Pub staff trained to spot signs of child grooming

By Michael Upton | 25/09/2017

Pub staff trained to spot signs of child grooming
Kevin Murphy

HOTEL and pub staff have been given training to help spot the signs of child grooming.

National charity NWG Network said its visits to hotel owners and licensees in South Yorkshire were already seeing results.

The charity’s campaign Say Something if you See Something was mainly developed to help workers in the hotel, licensing and taxi industries to be more aware of CSE, how it could affect their businesses and what they need to do if they recognise that someone is being exploited on their premises. 

Campaign material has already been downloaded over 50,000 times by several hotel chains, local authority licensing departments and police forces in the UK, the charity said.

NWG has worked with many Local Safeguarding Children’s Boards to promote the Say Something campaign in their areas, allowing them to monitor and report on CSE.  

One hotel manager, who did not wish to be named, was alerted by one of his night porters to suspicions over a man and young girl who had booked into the hotel.

The porter’s instinct was correct and on entering the room it was clear the man was grooming the young girl. 

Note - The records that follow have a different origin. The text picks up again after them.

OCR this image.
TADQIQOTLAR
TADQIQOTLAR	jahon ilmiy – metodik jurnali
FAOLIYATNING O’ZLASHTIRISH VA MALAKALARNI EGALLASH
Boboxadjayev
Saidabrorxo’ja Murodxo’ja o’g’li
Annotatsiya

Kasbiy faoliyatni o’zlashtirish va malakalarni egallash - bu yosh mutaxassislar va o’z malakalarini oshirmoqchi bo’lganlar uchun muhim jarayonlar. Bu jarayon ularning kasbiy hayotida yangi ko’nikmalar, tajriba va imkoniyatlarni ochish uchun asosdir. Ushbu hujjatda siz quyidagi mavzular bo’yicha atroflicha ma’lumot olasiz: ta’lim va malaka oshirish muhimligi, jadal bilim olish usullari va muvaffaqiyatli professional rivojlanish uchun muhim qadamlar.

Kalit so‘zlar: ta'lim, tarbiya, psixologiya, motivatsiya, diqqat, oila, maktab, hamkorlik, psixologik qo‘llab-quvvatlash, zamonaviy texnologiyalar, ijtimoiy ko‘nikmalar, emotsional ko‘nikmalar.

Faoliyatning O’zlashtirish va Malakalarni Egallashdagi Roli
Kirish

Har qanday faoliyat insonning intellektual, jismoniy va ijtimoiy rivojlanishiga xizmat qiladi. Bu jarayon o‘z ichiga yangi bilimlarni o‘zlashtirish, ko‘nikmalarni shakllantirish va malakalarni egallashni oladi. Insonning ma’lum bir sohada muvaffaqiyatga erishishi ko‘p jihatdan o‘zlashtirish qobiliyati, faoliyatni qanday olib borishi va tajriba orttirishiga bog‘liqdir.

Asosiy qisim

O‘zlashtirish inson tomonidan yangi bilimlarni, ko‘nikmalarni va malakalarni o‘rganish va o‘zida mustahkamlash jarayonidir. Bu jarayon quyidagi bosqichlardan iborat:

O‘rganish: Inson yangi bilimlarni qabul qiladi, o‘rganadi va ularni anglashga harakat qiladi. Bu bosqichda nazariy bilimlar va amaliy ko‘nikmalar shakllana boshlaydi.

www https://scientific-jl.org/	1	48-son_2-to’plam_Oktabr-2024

He was arrested and the girl taken away.

“We were particularly concerned that our younger staff needed to be made more aware of the signs and symptoms of grooming as they are generally less inclined to notice,” the hotel manager said.
 
“I don’t think anyone who is legally with their children will have an issue with us checking to make sure everything is all right.”

Kevin Murphy, NWG’s response unit lead for licensing and the hotel industry, said the charity had already developed strong links with several major hotel chains as well as the Federation of Small Businesses. 

“By using our resources effectively, with both their staff and customers, it is not only helping to keep children and vulnerable adults safe but is also protecting the reputations of businesses,” he said.